May eyes clean break with EU
Britain rejects ‘a soft Brexit’
LONDON — Britain will seek a clean break from the European Union, Prime Minister Theresa May said Tuesday in a speech that eliminated any doubt her country would pursue a starkly different path outside the bloc, which for decades has been at the heart of attempts at integration.
The speech, long anticipated and rich with detail, was celebrated by Brexit advocates as an endorsement of their most fervent hopes for a full-scale liberation from the dictates of EU headquarters in Brussels.
EU advocates countered that May was steering the country toward a potentially calamitous breakup, leaving Britain with the Donald Trump-led United States as a partner but with few true friends in Europe.
European leaders offered measured responses, suggesting that Britain was becoming more realistic about its prospects in the complex divorce negotiations to come.
But they also maintained that the United Kingdom would meet resistance as it seeks to cherry-pick the benefits of the EU while throwing off the burdens.

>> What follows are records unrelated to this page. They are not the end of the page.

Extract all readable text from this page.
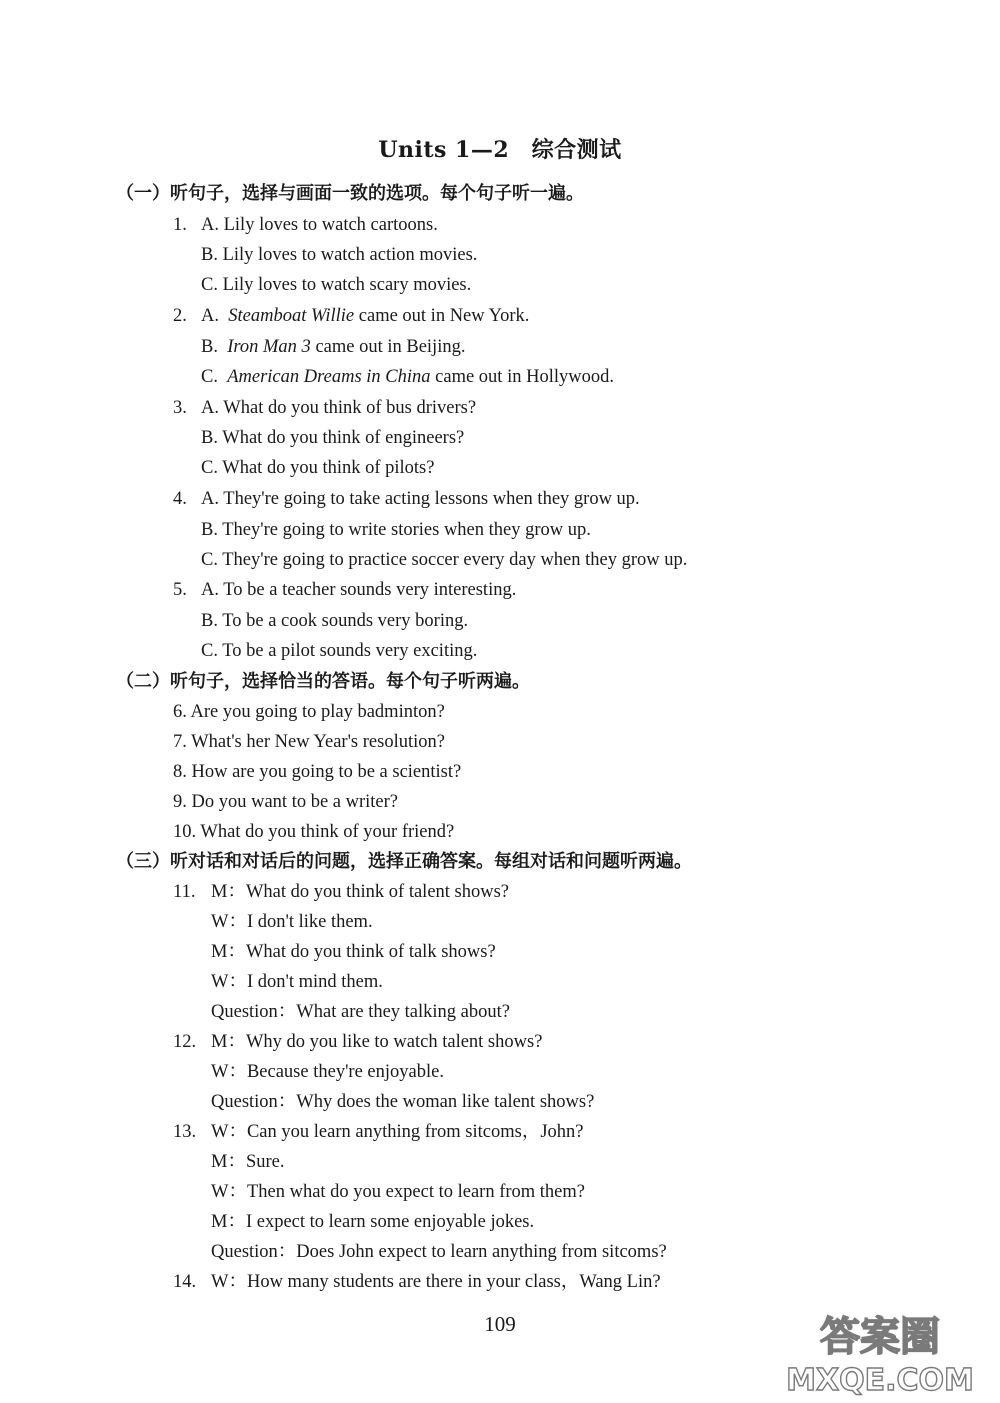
Units 1—2　综合测试
（一）听句子，选择与画面一致的选项。每个句子听一遍。
1. A. Lily loves to watch cartoons.
B. Lily loves to watch action movies.
C. Lily loves to watch scary movies.
2. A. Steamboat Willie came out in New York.
B. Iron Man 3 came out in Beijing.
C. American Dreams in China came out in Hollywood.
3. A. What do you think of bus drivers?
B. What do you think of engineers?
C. What do you think of pilots?
4. A. They're going to take acting lessons when they grow up.
B. They're going to write stories when they grow up.
C. They're going to practice soccer every day when they grow up.
5. A. To be a teacher sounds very interesting.
B. To be a cook sounds very boring.
C. To be a pilot sounds very exciting.
（二）听句子，选择恰当的答语。每个句子听两遍。
6. Are you going to play badminton?
7. What's her New Year's resolution?
8. How are you going to be a scientist?
9. Do you want to be a writer?
10. What do you think of your friend?
（三）听对话和对话后的问题，选择正确答案。每组对话和问题听两遍。
11. M：What do you think of talent shows?
W：I don't like them.
M：What do you think of talk shows?
W：I don't mind them.
Question：What are they talking about?
12. M：Why do you like to watch talent shows?
W：Because they're enjoyable.
Question：Why does the woman like talent shows?
13. W：Can you learn anything from sitcoms，John?
M：Sure.
W：Then what do you expect to learn from them?
M：I expect to learn some enjoyable jokes.
Question：Does John expect to learn anything from sitcoms?
14. W：How many students are there in your class，Wang Lin?
109	答案圈
MXQE.COM
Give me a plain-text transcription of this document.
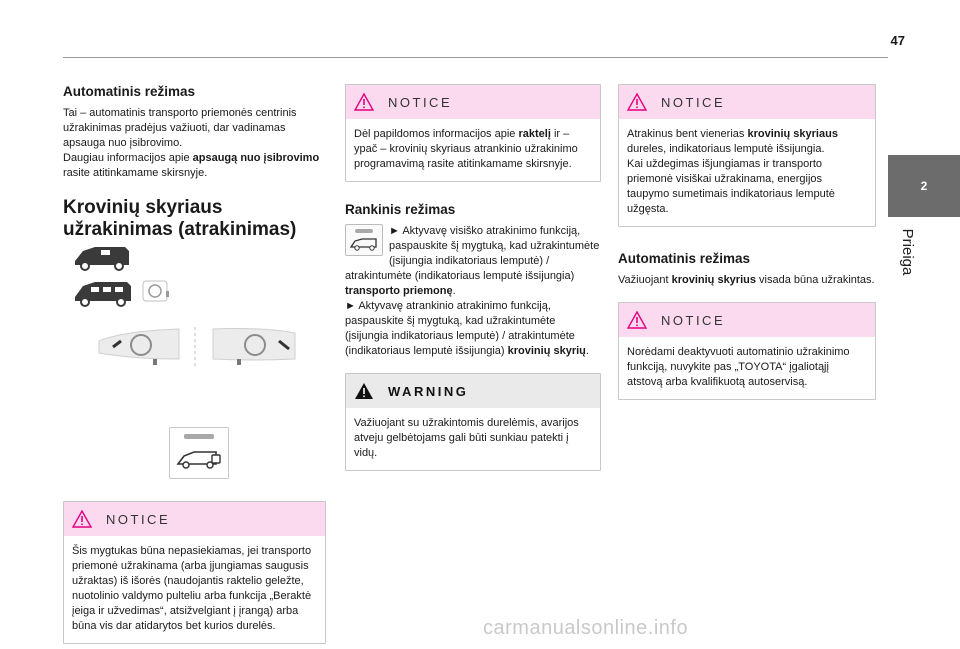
47
2
Prieiga
Automatinis režimas

Tai – automatinis transporto priemonės centrinis užrakinimas pradėjus važiuoti, dar vadinamas apsauga nuo įsibrovimo.

Daugiau informacijos apie apsaugą nuo įsibrovimo rasite atitinkamame skirsnyje.

Krovinių skyriaus užrakinimas (atrakinimas)
NOTICE
Šis mygtukas būna nepasiekiamas, jei transporto priemonė užrakinama (arba įjungiamas saugusis užraktas) iš išorės (naudojantis raktelio geležte, nuotolinio valdymo pulteliu arba funkcija „Beraktė įeiga ir užvedimas“, atsižvelgiant į įrangą) arba būna vis dar atidarytos bet kurios durelės.
NOTICE
Dėl papildomos informacijos apie raktelį ir – ypač – krovinių skyriaus atrankinio užrakinimo programavimą rasite atitinkamame skirsnyje.
Rankinis režimas

► Aktyvavę visiško atrakinimo funkciją, paspauskite šį mygtuką, kad užrakintumėte (įsijungia indikatoriaus lemputė) / atrakintumėte (indikatoriaus lemputė išsijungia) transporto priemonę.

► Aktyvavę atrankinio atrakinimo funkciją, paspauskite šį mygtuką, kad užrakintumėte (įsijungia indikatoriaus lemputė) / atrakintumėte (indikatoriaus lemputė išsijungia) krovinių skyrių.

WARNING
Važiuojant su užrakintomis durelėmis, avarijos atveju gelbėtojams gali būti sunkiau patekti į vidų.
NOTICE
Atrakinus bent vienerias krovinių skyriaus dureles, indikatoriaus lemputė išsijungia.
Kai uždegimas išjungiamas ir transporto priemonė visiškai užrakinama, energijos taupymo sumetimais indikatoriaus lemputė užgęsta.
Automatinis režimas

Važiuojant krovinių skyrius visada būna užrakintas.

NOTICE
Norėdami deaktyvuoti automatinio užrakinimo funkciją, nuvykite pas „TOYOTA“ įgaliotąjį atstovą arba kvalifikuotą autoservisą.
carmanualsonline.info
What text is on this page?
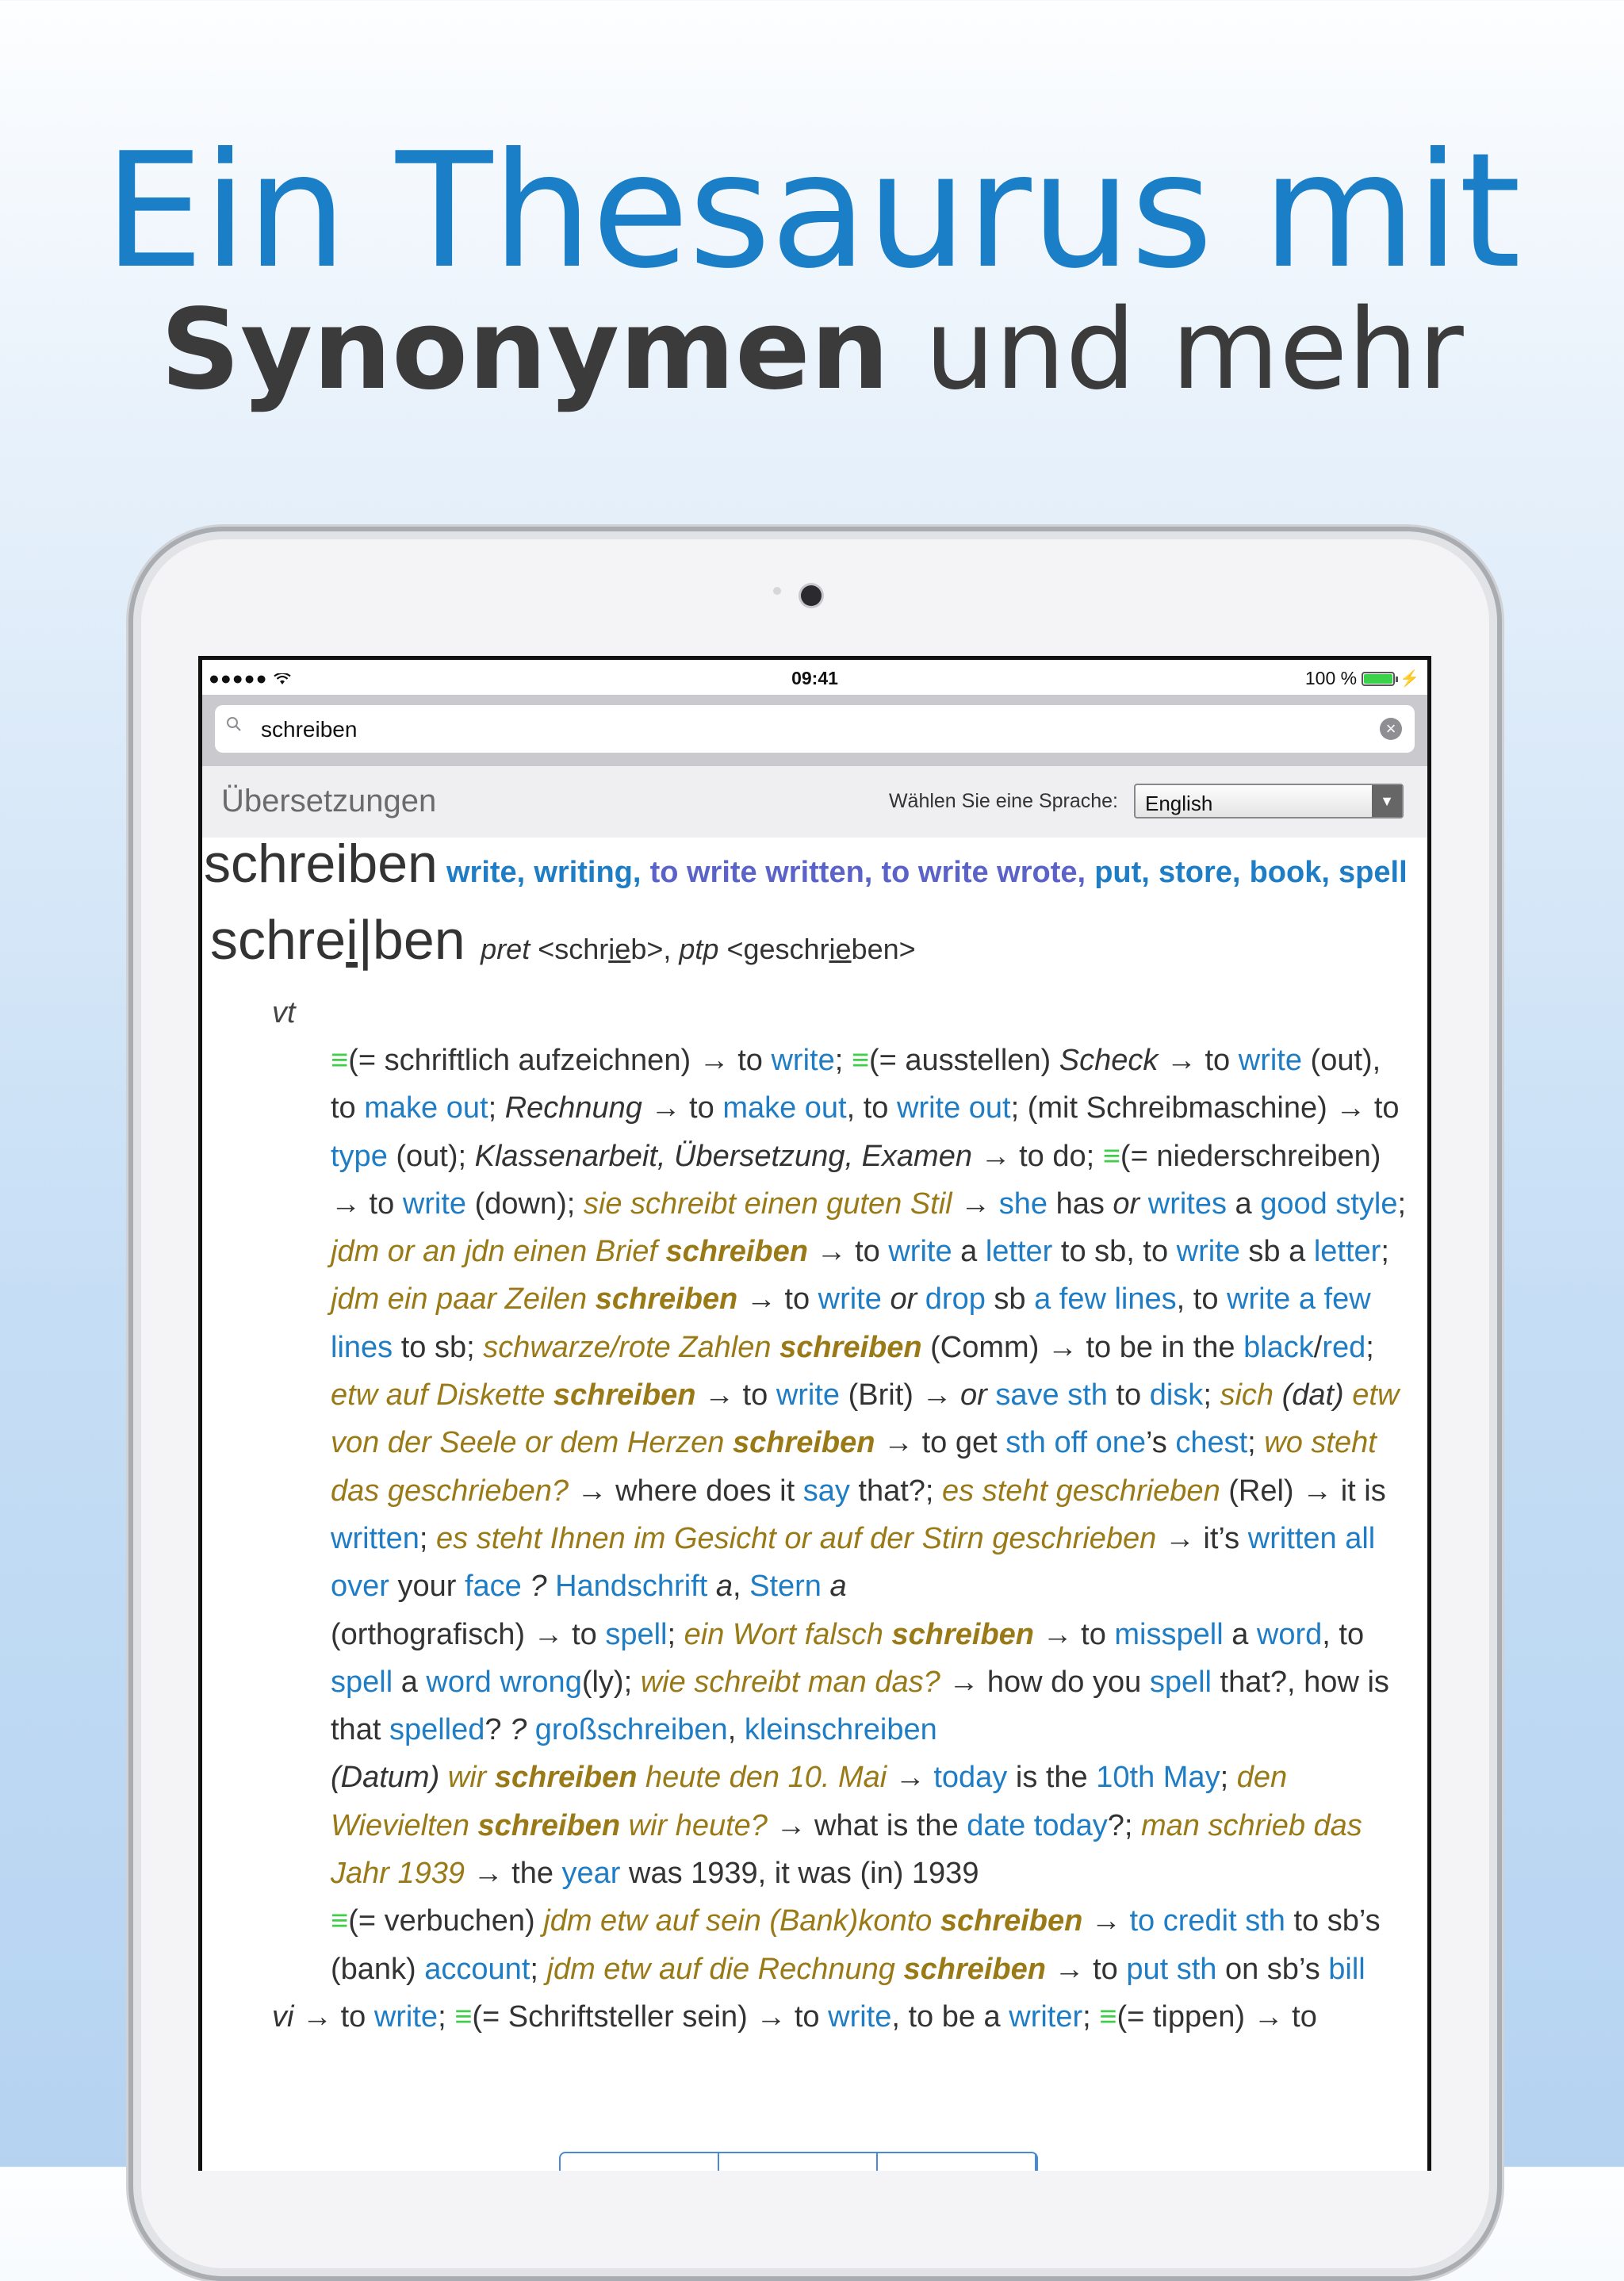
Ein Thesaurus mit
Synonymen und mehr
●●●●●	09:41	100 %	⚡
schreiben
×
Übersetzungen	Wählen Sie eine Sprache: English	▼
schreiben write, writing, to write written, to write wrote, put, store, book, spell
schrei|ben pret <schrieb>, ptp <geschrieben>
vt
≡(= schriftlich aufzeichnen) → to write; ≡(= ausstellen) Scheck → to write (out), to make out; Rechnung → to make out, to write out; (mit Schreibmaschine) → to type (out); Klassenarbeit, Übersetzung, Examen → to do; ≡(= niederschreiben) → to write (down); sie schreibt einen guten Stil → she has or writes a good style; jdm or an jdn einen Brief schreiben → to write a letter to sb, to write sb a letter; jdm ein paar Zeilen schreiben → to write or drop sb a few lines, to write a few lines to sb; schwarze/rote Zahlen schreiben (Comm) → to be in the black/red; etw auf Diskette schreiben → to write (Brit) → or save sth to disk; sich (dat) etw von der Seele or dem Herzen schreiben → to get sth off one’s chest; wo steht das geschrieben? → where does it say that?; es steht geschrieben (Rel) → it is written; es steht Ihnen im Gesicht or auf der Stirn geschrieben → it’s written all over your face ? Handschrift a, Stern a
(orthografisch) → to spell; ein Wort falsch schreiben → to misspell a word, to spell a word wrong(ly); wie schreibt man das? → how do you spell that?, how is that spelled? ? großschreiben, kleinschreiben
(Datum) wir schreiben heute den 10. Mai → today is the 10th May; den Wievielten schreiben wir heute? → what is the date today?; man schrieb das Jahr 1939 → the year was 1939, it was (in) 1939
≡(= verbuchen) jdm etw auf sein (Bank)konto schreiben → to credit sth to sb’s (bank) account; jdm etw auf die Rechnung schreiben → to put sth on sb’s bill
vi → to write; ≡(= Schriftsteller sein) → to write, to be a writer; ≡(= tippen) → to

There was no immediate reaction from the incoming American president, who set alarm bells ringing across Europe just a day earlier by signaling that he was indifferent to the future of the European Union — and expected more countries to follow Britain’s path out.
Whether that prediction proves accurate could hinge on whether May succeeds or fails in charting a new course — one she said would be independent of EU rules on immigration, trade and justice.
After refusing for months to give “a running commentary” on Britain’s negotiating strategy, May offered the clearest indication to date of the country’s departure plans, which were set in motion by last June’s referendum on Britain’s EU ties.
May said Britain wants to be “the best friend and neighbor to our European partners” but cannot be “half-in, half-out” of the bloc, which was born from the ashes of World War II and is designed to prevent future conflict by uniting Europe around a common economic and political project.
“We do not seek to hold on to bits of membership as we leave,” she said. She went on to reject pre-existing models for quasi-membership that have been favored by those seeking “a soft Brexit.”
Her remarks instead point to a jarring departure that transforms Britain’s relations with Europe.
Britain, she said, will jettison membership in both the single market — which guarantees the free flow of goods, services and people across national boundaries — as well as the customs union, which dictates the terms of trade between Europe and the outside world.
Instead, she said, Britain will seek preferential trade access to European markets through a new agreement.
And she said the country would strike out on its own in negotiating trade deals outside the European Union, which would be left with 27 members spanning from Ireland to Cyprus.